Berita

Gedung Mahkamah Konstitusi/Net

Publika

MK, Sosial Media Dan Etalase Demokrasi

MINGGU, 23 JUNI 2019 | 03:59 WIB | LAPORAN: DIKI TRIANTO

PERDEBATAN itu menghangat. Perbantahan terjadi. Argumen saling berbalas. Bahkan ditayangkan live. Durasi panjang tampak tidak menjadi masalah.

Keriuhan penyikapan hasil pemilu terjadi. Masing-masing pihak memperkuat bukti dan kesaksian. Para ahli dipertemukan, dalam situasi yang saling bertentangan.
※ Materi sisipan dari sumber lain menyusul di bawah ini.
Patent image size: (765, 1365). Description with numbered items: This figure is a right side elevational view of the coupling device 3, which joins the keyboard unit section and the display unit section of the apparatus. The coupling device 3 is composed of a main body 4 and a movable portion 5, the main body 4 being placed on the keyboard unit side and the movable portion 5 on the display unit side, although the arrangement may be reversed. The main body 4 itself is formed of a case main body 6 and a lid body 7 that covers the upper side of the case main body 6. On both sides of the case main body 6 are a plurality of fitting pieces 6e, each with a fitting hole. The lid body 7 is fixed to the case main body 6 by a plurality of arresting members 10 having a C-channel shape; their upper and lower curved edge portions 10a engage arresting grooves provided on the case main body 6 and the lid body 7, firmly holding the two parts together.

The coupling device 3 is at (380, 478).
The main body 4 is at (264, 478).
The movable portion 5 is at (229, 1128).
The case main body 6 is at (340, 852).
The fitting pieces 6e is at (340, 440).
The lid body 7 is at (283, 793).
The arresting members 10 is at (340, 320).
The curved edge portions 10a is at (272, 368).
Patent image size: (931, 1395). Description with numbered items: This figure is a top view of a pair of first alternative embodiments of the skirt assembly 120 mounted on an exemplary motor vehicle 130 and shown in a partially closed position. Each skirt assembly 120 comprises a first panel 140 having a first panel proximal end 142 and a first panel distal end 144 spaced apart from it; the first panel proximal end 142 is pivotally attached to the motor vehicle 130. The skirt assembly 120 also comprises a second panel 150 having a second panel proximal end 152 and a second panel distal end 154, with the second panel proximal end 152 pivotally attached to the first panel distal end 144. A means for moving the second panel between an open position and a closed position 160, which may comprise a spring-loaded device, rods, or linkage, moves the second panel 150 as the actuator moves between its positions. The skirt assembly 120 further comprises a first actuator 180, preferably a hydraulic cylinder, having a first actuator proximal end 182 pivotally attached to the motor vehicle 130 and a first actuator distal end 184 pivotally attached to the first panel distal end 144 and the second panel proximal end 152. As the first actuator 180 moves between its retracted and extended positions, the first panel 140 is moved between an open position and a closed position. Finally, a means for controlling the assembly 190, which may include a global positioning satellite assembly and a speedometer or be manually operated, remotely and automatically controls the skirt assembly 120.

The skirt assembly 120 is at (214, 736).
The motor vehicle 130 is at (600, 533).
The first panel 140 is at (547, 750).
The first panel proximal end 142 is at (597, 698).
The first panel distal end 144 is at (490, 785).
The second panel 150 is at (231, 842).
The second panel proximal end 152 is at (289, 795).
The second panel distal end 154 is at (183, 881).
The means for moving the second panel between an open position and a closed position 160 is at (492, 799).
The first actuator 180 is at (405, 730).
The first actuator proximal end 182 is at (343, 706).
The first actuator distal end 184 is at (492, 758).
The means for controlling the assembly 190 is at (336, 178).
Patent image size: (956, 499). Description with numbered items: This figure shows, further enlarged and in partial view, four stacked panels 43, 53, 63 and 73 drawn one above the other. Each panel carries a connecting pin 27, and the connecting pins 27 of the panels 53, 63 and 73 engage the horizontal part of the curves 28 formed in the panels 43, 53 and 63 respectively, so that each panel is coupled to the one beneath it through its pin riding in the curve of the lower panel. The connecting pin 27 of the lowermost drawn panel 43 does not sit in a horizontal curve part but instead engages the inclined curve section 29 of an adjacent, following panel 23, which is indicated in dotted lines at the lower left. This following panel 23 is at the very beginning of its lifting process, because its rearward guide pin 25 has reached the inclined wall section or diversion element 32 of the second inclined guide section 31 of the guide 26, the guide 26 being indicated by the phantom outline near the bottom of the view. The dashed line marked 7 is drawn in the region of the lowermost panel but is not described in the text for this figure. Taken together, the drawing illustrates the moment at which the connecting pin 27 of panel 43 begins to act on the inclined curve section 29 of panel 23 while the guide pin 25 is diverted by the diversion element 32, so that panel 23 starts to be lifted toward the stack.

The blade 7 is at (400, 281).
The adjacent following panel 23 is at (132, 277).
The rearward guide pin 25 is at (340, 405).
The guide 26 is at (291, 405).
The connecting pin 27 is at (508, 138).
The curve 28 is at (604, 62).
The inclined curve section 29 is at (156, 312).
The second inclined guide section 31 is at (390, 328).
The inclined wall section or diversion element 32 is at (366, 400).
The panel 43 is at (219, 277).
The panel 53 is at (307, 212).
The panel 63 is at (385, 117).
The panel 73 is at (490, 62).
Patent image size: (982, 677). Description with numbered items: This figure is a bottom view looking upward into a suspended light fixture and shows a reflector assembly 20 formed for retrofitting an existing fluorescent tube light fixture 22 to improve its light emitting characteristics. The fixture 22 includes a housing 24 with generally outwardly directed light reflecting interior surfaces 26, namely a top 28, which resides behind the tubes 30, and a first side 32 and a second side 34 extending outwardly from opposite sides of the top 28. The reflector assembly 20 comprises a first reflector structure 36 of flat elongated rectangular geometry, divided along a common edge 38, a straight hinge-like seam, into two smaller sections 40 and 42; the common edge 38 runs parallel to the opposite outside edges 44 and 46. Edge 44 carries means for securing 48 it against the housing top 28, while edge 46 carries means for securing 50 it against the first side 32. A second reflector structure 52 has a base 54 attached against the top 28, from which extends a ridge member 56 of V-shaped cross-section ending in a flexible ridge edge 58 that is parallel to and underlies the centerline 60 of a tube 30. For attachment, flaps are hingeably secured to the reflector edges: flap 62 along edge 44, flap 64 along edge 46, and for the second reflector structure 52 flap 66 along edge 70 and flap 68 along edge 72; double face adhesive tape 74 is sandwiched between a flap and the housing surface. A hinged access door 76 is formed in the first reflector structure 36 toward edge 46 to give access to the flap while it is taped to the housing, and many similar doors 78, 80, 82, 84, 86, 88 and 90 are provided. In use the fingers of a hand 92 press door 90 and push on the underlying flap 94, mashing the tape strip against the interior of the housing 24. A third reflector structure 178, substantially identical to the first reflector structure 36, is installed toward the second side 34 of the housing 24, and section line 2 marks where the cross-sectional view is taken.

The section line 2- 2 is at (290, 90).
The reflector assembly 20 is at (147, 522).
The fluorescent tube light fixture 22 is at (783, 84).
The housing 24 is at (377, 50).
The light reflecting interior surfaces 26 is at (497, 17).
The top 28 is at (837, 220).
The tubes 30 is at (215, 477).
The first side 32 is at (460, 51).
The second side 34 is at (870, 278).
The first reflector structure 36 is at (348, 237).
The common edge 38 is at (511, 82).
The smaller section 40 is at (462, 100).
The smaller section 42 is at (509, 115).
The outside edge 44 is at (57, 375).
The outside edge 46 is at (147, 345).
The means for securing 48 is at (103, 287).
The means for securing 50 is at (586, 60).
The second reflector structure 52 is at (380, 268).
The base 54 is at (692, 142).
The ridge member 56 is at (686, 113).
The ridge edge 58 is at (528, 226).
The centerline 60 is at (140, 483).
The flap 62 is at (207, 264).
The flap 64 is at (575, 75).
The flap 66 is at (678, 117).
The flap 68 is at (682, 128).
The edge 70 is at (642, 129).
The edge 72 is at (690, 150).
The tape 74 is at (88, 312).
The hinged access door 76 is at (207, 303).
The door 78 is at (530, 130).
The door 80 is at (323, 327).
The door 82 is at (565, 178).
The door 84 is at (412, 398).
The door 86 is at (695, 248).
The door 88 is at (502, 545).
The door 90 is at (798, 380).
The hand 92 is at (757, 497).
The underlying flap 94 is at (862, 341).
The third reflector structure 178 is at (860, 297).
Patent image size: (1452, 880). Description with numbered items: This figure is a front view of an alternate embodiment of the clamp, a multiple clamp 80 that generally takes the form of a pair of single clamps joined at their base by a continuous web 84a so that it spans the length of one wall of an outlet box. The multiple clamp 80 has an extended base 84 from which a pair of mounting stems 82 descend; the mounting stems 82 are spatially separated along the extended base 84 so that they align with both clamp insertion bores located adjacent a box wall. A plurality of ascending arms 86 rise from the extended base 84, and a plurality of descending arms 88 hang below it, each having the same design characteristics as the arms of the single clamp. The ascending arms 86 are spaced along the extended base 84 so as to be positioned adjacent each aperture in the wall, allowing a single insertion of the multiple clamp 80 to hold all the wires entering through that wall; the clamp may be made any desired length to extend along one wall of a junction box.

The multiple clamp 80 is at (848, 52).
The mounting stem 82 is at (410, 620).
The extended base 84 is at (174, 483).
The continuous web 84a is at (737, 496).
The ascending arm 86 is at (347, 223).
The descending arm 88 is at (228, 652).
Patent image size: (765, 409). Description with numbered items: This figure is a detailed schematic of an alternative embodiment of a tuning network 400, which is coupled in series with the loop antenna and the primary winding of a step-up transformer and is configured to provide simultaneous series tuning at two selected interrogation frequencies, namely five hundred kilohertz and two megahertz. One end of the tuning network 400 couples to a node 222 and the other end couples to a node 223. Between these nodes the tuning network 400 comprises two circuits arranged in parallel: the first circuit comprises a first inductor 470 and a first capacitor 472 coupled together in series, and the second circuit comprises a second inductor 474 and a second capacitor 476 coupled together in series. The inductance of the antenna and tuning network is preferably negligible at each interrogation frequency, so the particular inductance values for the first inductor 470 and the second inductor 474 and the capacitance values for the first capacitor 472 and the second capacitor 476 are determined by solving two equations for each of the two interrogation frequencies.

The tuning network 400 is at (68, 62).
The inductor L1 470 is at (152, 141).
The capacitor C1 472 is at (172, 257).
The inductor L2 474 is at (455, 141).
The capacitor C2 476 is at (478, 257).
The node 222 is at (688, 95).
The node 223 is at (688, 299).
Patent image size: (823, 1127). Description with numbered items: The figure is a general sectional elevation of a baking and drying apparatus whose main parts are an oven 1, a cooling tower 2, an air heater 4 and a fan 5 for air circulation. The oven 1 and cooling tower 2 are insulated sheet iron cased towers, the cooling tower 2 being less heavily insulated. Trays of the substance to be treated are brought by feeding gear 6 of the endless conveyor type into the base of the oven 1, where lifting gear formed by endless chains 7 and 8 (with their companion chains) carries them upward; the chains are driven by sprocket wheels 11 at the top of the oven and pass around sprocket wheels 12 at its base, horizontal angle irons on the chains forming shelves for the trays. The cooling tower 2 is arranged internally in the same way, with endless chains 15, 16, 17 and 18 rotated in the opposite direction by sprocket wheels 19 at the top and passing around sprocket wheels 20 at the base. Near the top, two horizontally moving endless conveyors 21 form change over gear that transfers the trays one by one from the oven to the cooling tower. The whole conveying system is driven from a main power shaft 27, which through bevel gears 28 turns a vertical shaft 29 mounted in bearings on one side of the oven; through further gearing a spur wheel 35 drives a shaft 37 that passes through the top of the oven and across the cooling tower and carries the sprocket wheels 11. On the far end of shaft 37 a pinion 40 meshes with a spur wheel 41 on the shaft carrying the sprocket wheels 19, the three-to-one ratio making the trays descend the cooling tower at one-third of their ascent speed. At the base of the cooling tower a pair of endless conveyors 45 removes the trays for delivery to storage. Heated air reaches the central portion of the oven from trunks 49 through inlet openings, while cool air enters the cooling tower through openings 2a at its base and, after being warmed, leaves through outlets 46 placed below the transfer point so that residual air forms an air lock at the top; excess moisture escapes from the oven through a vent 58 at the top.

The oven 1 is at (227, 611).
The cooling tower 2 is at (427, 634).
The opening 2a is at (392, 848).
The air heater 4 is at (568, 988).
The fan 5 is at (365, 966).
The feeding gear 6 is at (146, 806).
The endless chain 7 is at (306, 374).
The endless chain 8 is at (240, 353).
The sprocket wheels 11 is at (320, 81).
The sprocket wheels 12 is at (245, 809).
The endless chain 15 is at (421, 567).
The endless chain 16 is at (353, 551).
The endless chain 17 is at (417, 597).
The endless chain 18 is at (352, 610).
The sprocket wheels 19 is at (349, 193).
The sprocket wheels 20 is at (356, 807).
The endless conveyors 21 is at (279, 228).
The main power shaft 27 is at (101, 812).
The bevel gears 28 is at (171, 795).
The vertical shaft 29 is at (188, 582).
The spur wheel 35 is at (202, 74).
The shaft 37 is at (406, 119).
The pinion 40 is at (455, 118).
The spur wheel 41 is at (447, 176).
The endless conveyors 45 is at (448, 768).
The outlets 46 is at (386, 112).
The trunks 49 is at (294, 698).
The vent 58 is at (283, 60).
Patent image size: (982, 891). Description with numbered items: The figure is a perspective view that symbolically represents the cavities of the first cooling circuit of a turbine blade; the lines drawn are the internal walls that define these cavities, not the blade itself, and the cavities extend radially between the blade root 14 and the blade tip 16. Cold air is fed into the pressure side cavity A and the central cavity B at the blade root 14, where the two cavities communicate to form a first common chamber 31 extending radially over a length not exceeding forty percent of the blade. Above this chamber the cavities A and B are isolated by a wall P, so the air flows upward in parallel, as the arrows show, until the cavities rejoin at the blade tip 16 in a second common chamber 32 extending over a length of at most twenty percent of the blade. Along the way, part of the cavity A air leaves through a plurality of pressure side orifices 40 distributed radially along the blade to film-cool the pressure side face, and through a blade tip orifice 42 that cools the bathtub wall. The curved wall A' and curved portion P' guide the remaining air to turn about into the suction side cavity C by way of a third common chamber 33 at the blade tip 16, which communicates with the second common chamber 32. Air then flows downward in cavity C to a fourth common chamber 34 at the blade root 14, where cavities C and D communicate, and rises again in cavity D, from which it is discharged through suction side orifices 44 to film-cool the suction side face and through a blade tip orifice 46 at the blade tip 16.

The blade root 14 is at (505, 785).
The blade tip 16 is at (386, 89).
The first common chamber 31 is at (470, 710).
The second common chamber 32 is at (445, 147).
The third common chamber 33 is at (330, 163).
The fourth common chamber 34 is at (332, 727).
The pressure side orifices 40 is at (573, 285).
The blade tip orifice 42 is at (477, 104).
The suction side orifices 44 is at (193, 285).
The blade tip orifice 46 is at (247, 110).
Diskusi di tingkat Mahkamah Konstitusi (MK) itu, menimbulkan ketertarikan publik untuk memahaminya. Mungkinkah terjadi keputusan yang berbeda? Mampukah tim kuasa hukum para pihak, memastikan kemenangan?


Tidak ada yang bisa membangun proyeksi secara presisi. Dengan begitu, kunci kotak misteri terletak di tangan jajaran majelis hakim konstitusi. Melelahkan, terlebih bagi para masing-masing kubu pendukung.

Seolah terbangun hubungan aksi reaksi. Profesor versus profesor. Ahli Hukum berhadapan dengan Ahli Hukum. Tim IT berbalas Tim IT. Informasi berlimpah, dan setiap pihak berupaya mendominasi kebenaran, guna meyakinkan para pengadil.

Panggung Drama

Penyelesaian perselisihan hasil pemilu melalui kuasa MK, dalam ilmu komunikasi tidak hanya terkait dengan konsep dramaturgi para elite yang memainkan peran di panggung depan (front stage), dan hal itu bisa berbeda dengan apa yang terjadi di panggung belakang (backstage).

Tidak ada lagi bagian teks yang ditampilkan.